East Coast have one saving grace. It’s the Battle of Britain Memorial Flight class 91, 91110, the British record holding locomotive. You may not like the livery but it is distinctive so it ticks some of the livery boxes.

Yes I like it, and yes, I've got one

Yes I like it, and yes, I’ve got one

However, getting back to the East Coast norm, which civil servant nitwit thought a grey train (OK it’s supposed to be silver but it is grey in pretty much all light) would look good? Not only does it show up every single crinkle and dent on the Intercity 125s and 225s but the person who came up with it hadn’t been looking out the window that day and noticed the sky in the UK is uniformly…  GREY! When you get a train you want to be cheered, spirits lifted, hop, skip and a jump, etc. Never before has anyone produced a livery (and I use the term loosely here) that can depress people more. The purple stripe doesn’t help either. It’s a small trickle of colour that has escaped the bland artist on the bandest palette immaginable.

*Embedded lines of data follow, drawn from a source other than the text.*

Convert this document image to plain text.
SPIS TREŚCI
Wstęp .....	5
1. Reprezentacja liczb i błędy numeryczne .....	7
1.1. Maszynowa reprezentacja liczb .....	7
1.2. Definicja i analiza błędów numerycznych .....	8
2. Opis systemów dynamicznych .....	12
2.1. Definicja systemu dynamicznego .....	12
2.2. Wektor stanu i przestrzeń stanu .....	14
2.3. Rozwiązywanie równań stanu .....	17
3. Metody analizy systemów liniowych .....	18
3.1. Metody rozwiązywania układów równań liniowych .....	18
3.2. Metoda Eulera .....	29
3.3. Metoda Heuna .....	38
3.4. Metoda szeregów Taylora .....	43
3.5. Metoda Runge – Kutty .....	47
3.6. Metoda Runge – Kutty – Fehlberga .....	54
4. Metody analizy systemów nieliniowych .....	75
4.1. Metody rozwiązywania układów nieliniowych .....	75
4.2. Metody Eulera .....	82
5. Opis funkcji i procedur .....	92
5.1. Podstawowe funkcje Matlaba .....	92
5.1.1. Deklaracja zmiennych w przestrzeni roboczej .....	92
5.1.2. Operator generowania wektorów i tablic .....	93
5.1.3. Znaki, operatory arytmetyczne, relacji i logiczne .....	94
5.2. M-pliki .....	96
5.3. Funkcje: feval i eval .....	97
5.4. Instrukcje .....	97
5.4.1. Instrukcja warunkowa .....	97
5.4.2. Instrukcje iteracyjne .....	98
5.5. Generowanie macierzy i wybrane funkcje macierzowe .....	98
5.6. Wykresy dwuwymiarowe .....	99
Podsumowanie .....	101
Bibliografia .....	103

Grey, grey, GREY! (c) A1Personage

Grey platform, grey canopy, grey sky, grey carriage… grey, grey, GREY!
(c) A1Personage

A livery should be a symbol of the company. A beacon of advertising. A distinction from the world around it. If East Coast’s livery is a beacon of DOR, the sooner it is back in private hands the better. And the purple stripe? It reminds me of the scene from the Italian Job when they all jump in the Dormobile after they’ve done the raid. They’re all looking so glum and one of them says “Look ‘appy you b@rrstards…we won didn’t we?” and one of them responds with a limp wave of a balloon.

That’s East Coast’s livery: a sad, depressing, grey day punctuated with a limp purple balloon.